Creep is a strange film, no two ways about it. It’s a surprisingly complex narrative for such a short, deceptively simple film: Brice and Duplass seem to be telling a pretty straight-forward genre story about a creepy guy (think Psycho (1960) stripped down to a two-person drama) but constantly throw in allusions, asides and nods to much bigger, darker things happening in the background. The film could be about the hidden dangers lurking behind any potentially smiling face but it could also be about the very nature of truth and perception, sort of a Schrodinger test to see if “absolute truth” exists outside of our individual understandings. It could be about loneliness and mental illness but it could also be about the horrifying randomness of the universe, the howlingly unknowable cosmic coin toss that puts some folks on the road to happiness while others end up mulch.

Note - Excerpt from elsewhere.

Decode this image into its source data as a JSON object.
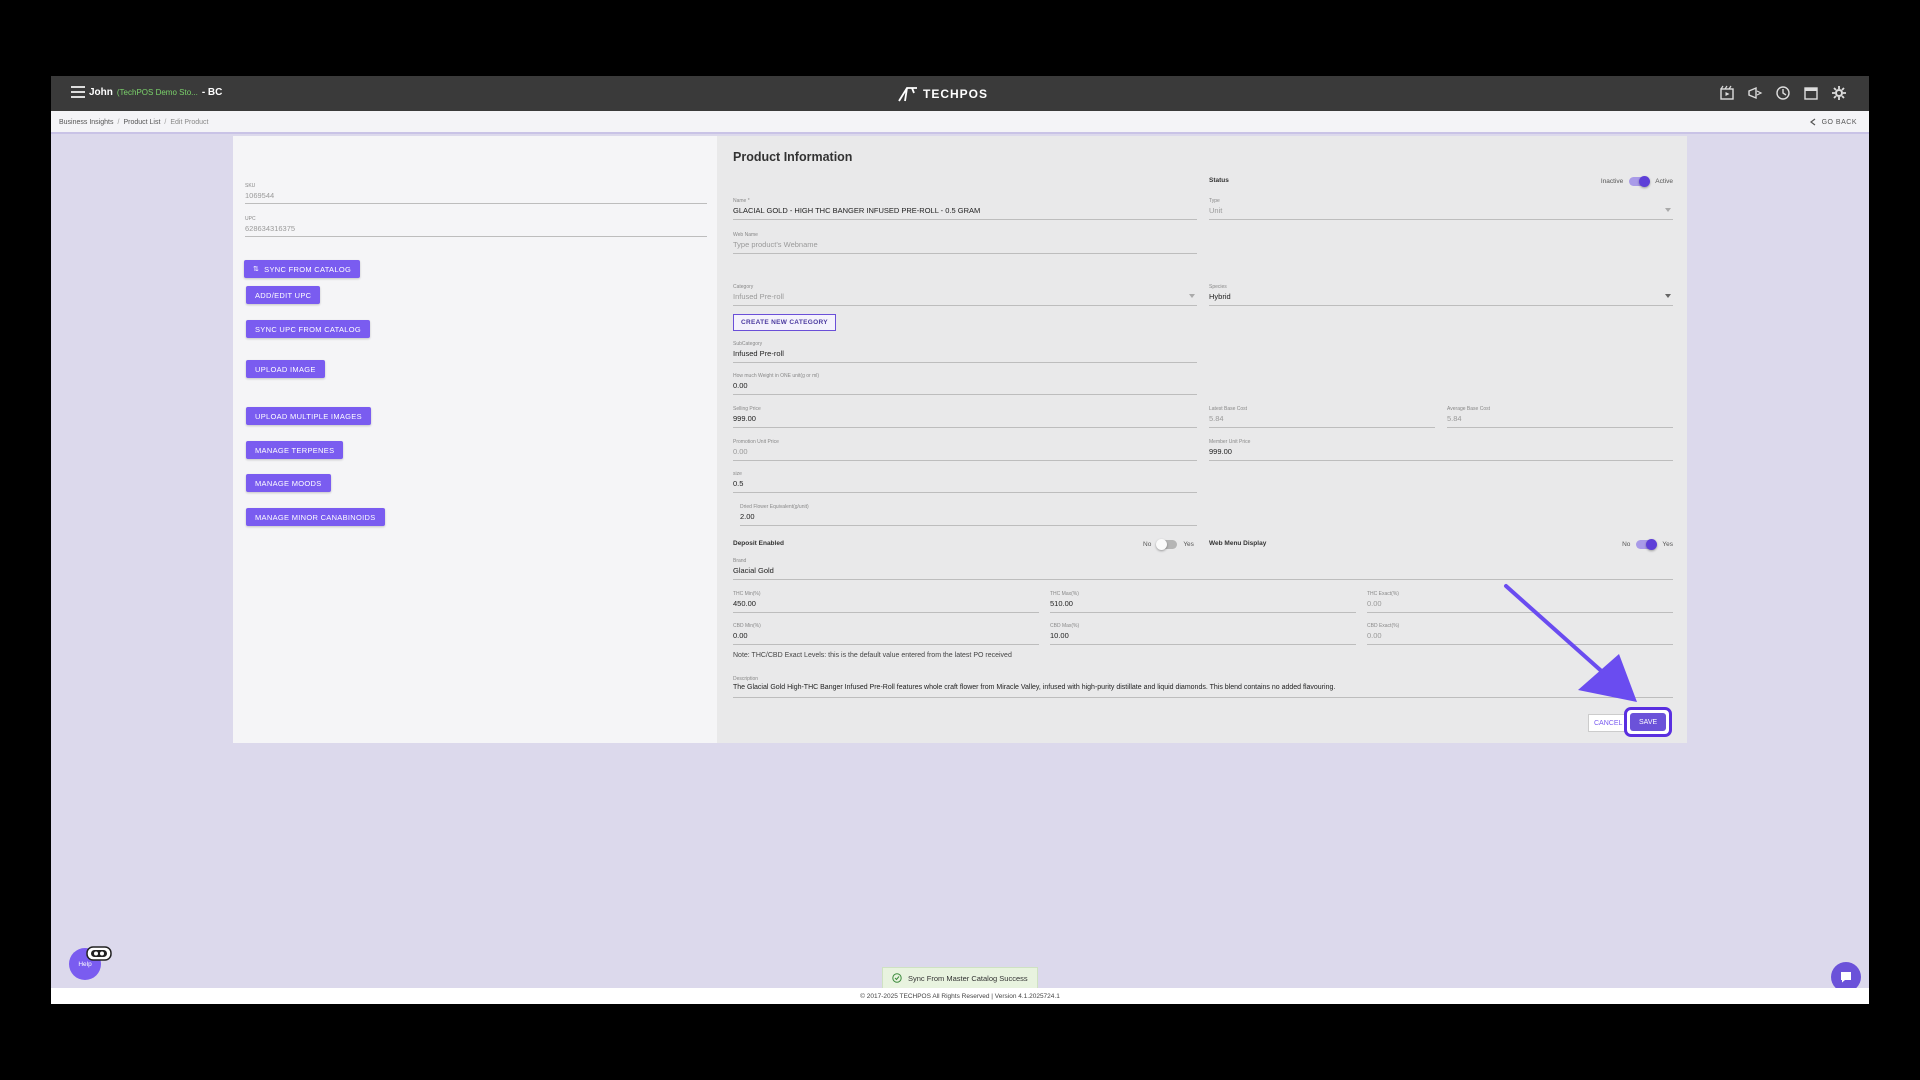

There are moments in the film (the harrowing bit involving Josef’s ringing cell phone, that amazing final long shot) that are as classically “horror” as the genre gets, while other scenes (tubby time, the unpleasant Peachfuzz story, the visit to the healing spring) would be odd fits in any film, regardless of the generic focus. Creep is such an amazing piece of work because it somehow makes all these disparate elements fit together in a wholly organic way: Brice and Duplass’ film could be about any or all of these things or it could be about none of them.

While Brice has a few off moments, acting-wise (some of his close-up asides to the camera feel more like delivering lines than just “being”), Duplass has such a singular focus that it’s difficult to see where the actor stops and the character begins. At times, I was reminded of Duplass’ archly awesome asshole from The League, a totally cool dude who fucks with people just to watch their reactions. At other times, however, that odd combo of sweetly goofy happiness and reptilian, dispassionate reserve would chill me straight to my blood cells: it’s always difficult to get under a lifelong horror fanatic’s skin, especially where more modern horrors are concerned…Creep makes it seem distressingly easy.

As the first film in a proposed trilogy, I’m deathly curious to see where Brice and Duplass go from here: while the film ends in a way that seems to “pan back” and give us a wider overview of the evil we’ve witnessed, I’d hate to think that Brice and Duplass might get lazy and just give us more of the same in future installments. As it stands, Creep was one of the most uncomfortable, unpleasant, powerful and astounding little films I managed to see this year: I’d love to be able to say the same thing about the next two, whenever Brice and Duplass decide to unleash them upon the world.

For now, however, I’m going to double-down on my long-standing paranoia regarding other people: the world might be full of totally nice, cool individuals, but as long as there are Josefs out there, I think I’ll be a little more comfortable behind my locked door, thank you very much. As for answering Craigslist ads? Fuggedaboudit.